Bu durumda mahkemece yapılacak iş, davalılardan … İnş. San. Tic. Ltd. Şti. hakkında açılan davanın pasif husumet yokluğundan reddine karar vermek, davalı arsa sahibi tarafından davalı … Yapı İnş. San. Tic. Ltd. Şti. arasında ödeme yapılıp yapılmadığını, sözleşmenin ileri etkili mi geriye etkili mi feshedildiğini araştırmak, eğer ödeme yapılarak sözleşme ilişkisi geçmişe etkili feshedildi ise davacı sözleşmedeki kademeli devire dayanamayacağından davanın reddine karar vermek; ileri etkili feshedildiği kanaatine varılacak olur ise, sözleşmede ödeme payı tablosu şeklinde düzenlenen kademeli devir ile ilgili kararlaştırmayı değerlendirerek kat irtifakı kurulduğu anlaşıldığından, denetime elverişli bir bilirkişi raporu aldırmak sureti ile, isabet eden tapu payı yönünden davanın kabulüne karar vermekten ibarettir.
Açıklanan nedenlerle kararın bozulması gerekmiştir.
SONUÇ: Yukarıda 1. bentte açıklanan nedenlerle davalının tüm, davacının diğer temyiz itirazlarının reddine, 2.ve 3. bent uyarınca kabulü ile Bölge Adliye Mahkemesi kararının kaldırılarak, davacı yararına BOZULMASINA, 2.037,00 TL duruşma vekâlet
ücretinin … İnş. San.

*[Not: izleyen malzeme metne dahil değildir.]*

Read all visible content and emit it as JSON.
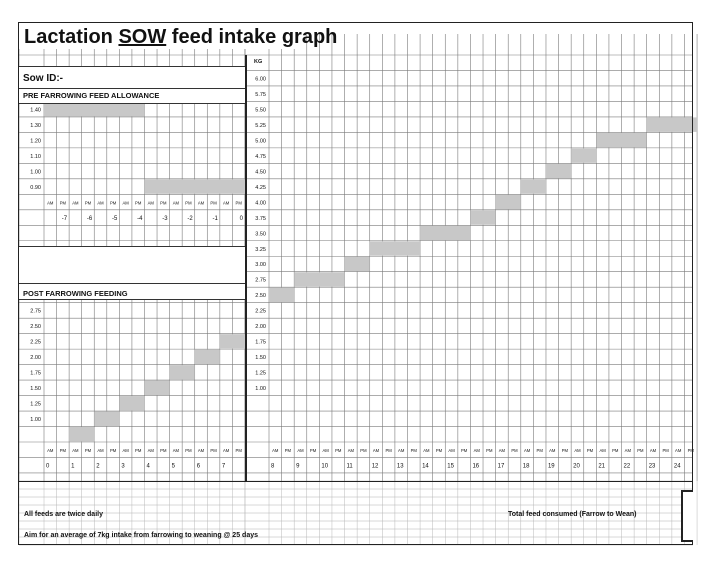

Tic. Ltd. Şti hariç diğer davalılardan alınarak Yargıtay’daki duruşmada vekille temsil olunan davacıya verilmesine, aşağıda yazılı bakiye 13,00 TL temyiz ilam harcının temyiz eden davalı …’dan alınmasına, ödediği temyiz peşin harcının istek halinde temyiz eden davacıya geri verilmesine, 6100 sayılı HMK 373. madde hükümleri gözetilerek dosyanın ilk derece mahkemesine, karardan bir örneğin ise Bölge Adliye Mahkemesi Hukuk Dairesi’ne gönderilmesine, 06.03.2019 gününde kesin olmak üzere oybirliğiyle karar verildi.